Both of DeLanda's articles were helpful to me in terms of relating Delueze to our modes of thinking about form and architecture.  I was equally interested in the "egg designer" idea as Matt was, but it also fascinated me the way DeLanda talked about materials.  Rather than talk about the inherent properties of a material, he approached it from a craftsman point of view, in that materials are always varied based on their origins/components.  It started me thinking about what it would mean to be a craftsman today - how does the know-how of materials influence an approach in design?  Particularly a digital approach?  
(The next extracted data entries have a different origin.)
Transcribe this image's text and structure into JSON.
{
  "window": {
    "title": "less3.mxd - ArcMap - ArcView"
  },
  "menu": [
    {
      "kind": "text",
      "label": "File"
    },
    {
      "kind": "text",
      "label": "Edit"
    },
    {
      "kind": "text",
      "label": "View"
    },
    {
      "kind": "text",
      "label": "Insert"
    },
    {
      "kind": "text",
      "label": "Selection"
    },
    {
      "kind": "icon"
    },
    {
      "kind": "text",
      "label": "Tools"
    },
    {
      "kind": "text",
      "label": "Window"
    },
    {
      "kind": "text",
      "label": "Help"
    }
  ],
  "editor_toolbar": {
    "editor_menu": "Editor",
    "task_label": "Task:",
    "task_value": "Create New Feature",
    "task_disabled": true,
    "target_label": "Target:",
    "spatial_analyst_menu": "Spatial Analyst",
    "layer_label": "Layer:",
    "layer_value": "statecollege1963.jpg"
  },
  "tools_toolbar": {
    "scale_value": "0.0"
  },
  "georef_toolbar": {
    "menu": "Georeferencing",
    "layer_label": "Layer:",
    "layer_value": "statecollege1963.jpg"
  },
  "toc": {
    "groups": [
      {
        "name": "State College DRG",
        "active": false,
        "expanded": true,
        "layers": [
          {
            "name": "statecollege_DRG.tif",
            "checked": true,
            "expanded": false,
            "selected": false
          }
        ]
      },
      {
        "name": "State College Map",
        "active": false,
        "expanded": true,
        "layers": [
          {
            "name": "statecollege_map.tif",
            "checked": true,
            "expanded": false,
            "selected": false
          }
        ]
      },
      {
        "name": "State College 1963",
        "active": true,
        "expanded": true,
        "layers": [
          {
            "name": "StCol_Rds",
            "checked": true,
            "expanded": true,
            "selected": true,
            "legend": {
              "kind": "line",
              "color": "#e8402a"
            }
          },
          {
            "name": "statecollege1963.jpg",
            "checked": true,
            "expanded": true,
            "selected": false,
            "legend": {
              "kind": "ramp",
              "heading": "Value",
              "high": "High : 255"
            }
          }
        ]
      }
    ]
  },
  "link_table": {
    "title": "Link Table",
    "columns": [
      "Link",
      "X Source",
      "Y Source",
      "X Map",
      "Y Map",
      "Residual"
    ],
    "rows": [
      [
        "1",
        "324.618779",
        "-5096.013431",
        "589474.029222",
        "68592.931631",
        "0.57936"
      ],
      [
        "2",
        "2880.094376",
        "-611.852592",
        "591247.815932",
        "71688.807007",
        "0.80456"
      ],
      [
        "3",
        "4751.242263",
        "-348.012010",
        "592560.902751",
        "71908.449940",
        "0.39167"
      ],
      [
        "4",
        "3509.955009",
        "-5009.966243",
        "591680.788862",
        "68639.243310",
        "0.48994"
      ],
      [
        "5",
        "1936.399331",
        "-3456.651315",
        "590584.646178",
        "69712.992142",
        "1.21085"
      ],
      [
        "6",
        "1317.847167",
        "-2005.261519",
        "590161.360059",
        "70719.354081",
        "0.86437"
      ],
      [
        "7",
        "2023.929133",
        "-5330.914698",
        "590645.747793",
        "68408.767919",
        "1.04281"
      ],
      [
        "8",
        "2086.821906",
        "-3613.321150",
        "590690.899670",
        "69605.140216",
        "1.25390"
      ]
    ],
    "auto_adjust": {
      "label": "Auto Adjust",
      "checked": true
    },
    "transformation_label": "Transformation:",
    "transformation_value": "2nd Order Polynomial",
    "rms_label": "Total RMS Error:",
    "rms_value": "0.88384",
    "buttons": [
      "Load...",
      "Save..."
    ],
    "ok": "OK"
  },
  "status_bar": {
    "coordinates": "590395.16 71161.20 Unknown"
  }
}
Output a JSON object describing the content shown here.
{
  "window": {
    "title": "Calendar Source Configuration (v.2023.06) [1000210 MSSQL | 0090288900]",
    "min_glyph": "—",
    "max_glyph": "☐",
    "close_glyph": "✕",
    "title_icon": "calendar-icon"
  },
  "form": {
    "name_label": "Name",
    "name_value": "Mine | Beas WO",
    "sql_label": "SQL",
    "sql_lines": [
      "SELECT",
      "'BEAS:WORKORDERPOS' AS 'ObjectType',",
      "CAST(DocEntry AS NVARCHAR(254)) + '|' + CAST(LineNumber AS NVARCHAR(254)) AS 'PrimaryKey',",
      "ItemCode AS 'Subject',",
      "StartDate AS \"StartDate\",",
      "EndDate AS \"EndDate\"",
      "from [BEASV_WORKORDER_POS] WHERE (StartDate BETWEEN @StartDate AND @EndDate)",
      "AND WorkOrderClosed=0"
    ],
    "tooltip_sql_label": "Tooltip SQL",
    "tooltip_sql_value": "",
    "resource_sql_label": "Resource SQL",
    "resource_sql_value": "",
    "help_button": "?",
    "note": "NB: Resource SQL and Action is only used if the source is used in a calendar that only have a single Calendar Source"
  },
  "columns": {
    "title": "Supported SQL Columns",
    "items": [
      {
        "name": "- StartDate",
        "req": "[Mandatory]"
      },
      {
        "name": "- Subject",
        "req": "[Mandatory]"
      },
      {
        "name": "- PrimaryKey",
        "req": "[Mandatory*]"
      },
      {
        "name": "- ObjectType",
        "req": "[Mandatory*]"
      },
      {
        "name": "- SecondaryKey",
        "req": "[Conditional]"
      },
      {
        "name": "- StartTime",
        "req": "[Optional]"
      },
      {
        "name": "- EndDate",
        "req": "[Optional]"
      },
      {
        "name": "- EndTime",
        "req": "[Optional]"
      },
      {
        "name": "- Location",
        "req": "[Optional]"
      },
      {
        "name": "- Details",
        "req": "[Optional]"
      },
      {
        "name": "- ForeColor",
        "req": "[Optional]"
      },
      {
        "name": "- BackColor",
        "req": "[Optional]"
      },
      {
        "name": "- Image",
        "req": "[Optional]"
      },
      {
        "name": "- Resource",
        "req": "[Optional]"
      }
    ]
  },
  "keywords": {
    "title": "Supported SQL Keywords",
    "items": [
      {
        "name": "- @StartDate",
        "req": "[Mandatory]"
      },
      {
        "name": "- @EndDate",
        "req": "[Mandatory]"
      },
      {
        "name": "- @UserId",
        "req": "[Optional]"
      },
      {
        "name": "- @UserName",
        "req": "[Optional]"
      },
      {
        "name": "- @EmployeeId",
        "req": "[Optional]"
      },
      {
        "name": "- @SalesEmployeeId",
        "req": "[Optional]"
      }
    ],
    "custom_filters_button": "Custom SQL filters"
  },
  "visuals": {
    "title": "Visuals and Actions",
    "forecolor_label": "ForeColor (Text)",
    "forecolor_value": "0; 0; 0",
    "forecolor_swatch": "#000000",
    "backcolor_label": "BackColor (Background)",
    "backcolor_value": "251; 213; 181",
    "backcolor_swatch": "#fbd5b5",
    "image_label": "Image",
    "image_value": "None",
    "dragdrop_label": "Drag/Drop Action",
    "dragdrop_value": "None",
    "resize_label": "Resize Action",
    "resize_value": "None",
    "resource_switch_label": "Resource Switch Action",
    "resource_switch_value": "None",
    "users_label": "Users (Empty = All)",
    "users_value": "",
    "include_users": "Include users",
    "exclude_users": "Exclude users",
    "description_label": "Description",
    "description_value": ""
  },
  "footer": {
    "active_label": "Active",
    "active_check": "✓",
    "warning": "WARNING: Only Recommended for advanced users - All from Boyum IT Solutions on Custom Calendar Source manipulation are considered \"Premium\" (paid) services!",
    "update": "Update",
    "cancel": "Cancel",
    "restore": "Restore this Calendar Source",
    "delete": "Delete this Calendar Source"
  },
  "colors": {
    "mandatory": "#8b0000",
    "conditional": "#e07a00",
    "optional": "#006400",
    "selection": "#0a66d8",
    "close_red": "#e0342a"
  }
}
While using the bottom up approach that Tsakairi talked about, materials are obviously very important and influential in design.  That got me questioning how materiality could relate to the genetic algorithms and designing in a virtual environment - where materiality can assemble itself.  DeLanda talked about the benefits of bone-like materials - where tension and compression stresses are dealt with in different ways rather than homogeneously. But if those elements that deal with tension and compression are in themselves homogeneously/mechanically produced, then how are we still representing the possible material variation?